Frequent use is made of the short term “solar constant” to denote the derived values of the intensity, expressed in appropriate thermal units, of solar radiation as if measured just outside the atmosphere of the earth when at its mean distance from the sun.

Determinations of the solar constant show small but important fluctuations from day to day. This investigation is a search for evidence as to what part, if any, of these and of other short-period fluctuations, should be ascribed to solar changes, and what part, if not all, must be assigned to the inevitable errors of derivation.

Unusual methods of analysis are required, because the total variation due to all causes is so small that it is entirely plausible that all of it may be nothing but errors of measurement. At the same time it is possible some solar variation may exist.

SECTION I. The mathematical equations for computing the solar constant are given with extensions drawn from statistical theorems for impersonally measuring, comparing, and correlating variations in observational data.

SEC. II. Securing highly accurate values of the solar constant in absolute magnitude is a difficult problem by itself and is wholly foreign to this study.

Evidence for and against day-to-day and other variations in solar intensity can be secured from pyrheliometer readings alone.

How this is done is shown by a sample analysis of the latest and best observations thus far published in full, namely, for Calama, Chile, July, 1918, to July, 1919. The pyrheliometer is the basic instrument for all solar constant measurements. Its errors are smallest, most certainly known and most constant, and when properly standardized it is the most comparable of all the instruments employed.

It is not difficult to show that nothing but the sun and errors of derivation can cause variations of the solar constant at a single station. If half the total variation found at Calama is assumed to be due to the sun, analysis shows the probable departure of any daily value from the mean for the year due to the sun to be ± 0.0083 calorie. To ascribe this small possible variation to the sun is to assume that the total variation at the Calama station due to all causes is the irreducible minimum of total variation to be found when values are available from many equally good stations.

SEC. III. A graphical tabulation is given to aid in the interpretation of correlations between pyrheliometer and other observations.

SEC. IV. Consecutive values of solar constant values from 1902 to 1924 are charted and probable variations evaluated and illustrated.
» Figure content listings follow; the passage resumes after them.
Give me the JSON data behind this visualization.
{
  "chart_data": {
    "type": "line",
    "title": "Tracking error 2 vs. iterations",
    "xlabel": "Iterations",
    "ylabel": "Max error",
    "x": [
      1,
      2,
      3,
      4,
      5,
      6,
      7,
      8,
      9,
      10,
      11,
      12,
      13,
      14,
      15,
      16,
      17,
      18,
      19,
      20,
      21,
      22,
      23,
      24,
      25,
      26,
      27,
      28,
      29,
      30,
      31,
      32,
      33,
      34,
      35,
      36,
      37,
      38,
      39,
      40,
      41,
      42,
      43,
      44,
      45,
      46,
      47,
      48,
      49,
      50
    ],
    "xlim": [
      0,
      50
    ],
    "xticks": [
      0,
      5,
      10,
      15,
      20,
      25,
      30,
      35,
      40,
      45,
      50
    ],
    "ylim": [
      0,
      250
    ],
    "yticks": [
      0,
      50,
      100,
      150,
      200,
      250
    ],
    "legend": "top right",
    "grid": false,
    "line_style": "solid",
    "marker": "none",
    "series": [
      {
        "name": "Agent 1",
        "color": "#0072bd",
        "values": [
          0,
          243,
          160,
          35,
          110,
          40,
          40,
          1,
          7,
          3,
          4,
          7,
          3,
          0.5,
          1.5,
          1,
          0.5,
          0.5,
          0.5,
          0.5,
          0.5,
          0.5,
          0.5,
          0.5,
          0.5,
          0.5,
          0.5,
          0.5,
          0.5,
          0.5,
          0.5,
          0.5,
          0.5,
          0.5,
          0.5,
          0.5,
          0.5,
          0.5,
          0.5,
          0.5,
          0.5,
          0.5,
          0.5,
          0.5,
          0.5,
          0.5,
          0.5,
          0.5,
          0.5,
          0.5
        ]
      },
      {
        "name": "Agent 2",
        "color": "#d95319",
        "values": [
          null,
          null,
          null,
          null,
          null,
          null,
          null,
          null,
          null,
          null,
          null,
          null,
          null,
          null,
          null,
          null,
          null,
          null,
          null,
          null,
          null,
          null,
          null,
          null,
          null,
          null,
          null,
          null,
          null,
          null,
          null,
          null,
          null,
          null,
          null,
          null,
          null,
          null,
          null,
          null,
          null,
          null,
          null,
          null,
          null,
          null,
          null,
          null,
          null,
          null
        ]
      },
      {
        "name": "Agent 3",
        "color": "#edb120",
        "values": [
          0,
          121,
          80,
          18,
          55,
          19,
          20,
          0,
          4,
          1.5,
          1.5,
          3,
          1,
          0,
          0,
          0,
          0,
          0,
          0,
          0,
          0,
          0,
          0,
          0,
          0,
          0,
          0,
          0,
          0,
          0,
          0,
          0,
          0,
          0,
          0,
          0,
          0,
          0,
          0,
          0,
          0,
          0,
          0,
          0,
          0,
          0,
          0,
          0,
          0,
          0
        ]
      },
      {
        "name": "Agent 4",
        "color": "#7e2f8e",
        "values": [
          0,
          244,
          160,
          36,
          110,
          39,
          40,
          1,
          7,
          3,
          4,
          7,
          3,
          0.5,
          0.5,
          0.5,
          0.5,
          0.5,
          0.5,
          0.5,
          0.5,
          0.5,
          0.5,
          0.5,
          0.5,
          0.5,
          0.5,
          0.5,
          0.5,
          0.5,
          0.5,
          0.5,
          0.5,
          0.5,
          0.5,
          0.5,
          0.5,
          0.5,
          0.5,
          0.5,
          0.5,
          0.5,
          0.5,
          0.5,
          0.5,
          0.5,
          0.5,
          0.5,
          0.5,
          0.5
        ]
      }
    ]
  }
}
SEC. V. Any annual periodicity in solar constant values is prima facie evidence of terrestrial influence. Small but important summer and winter effects of this kind based on fully 3,000 daily values are shown in a striking manner, including the physically inconsistent values for the station at Harqua Hala, which are found to be correlated with the values at Montezuma in an artificial way.

SEC. VI. An example is given of how solar variations can be segregated from variations due to errors, when simultaneous observations are available from one or more pairs of independent stations by the solution of three simultaneous equations between solar variation and the two other unknown variations caused by station errors. Incidentally, it is shown how to ascertain whether the three unknowns are interdependent and thus how to interpret in a rational way the results secured.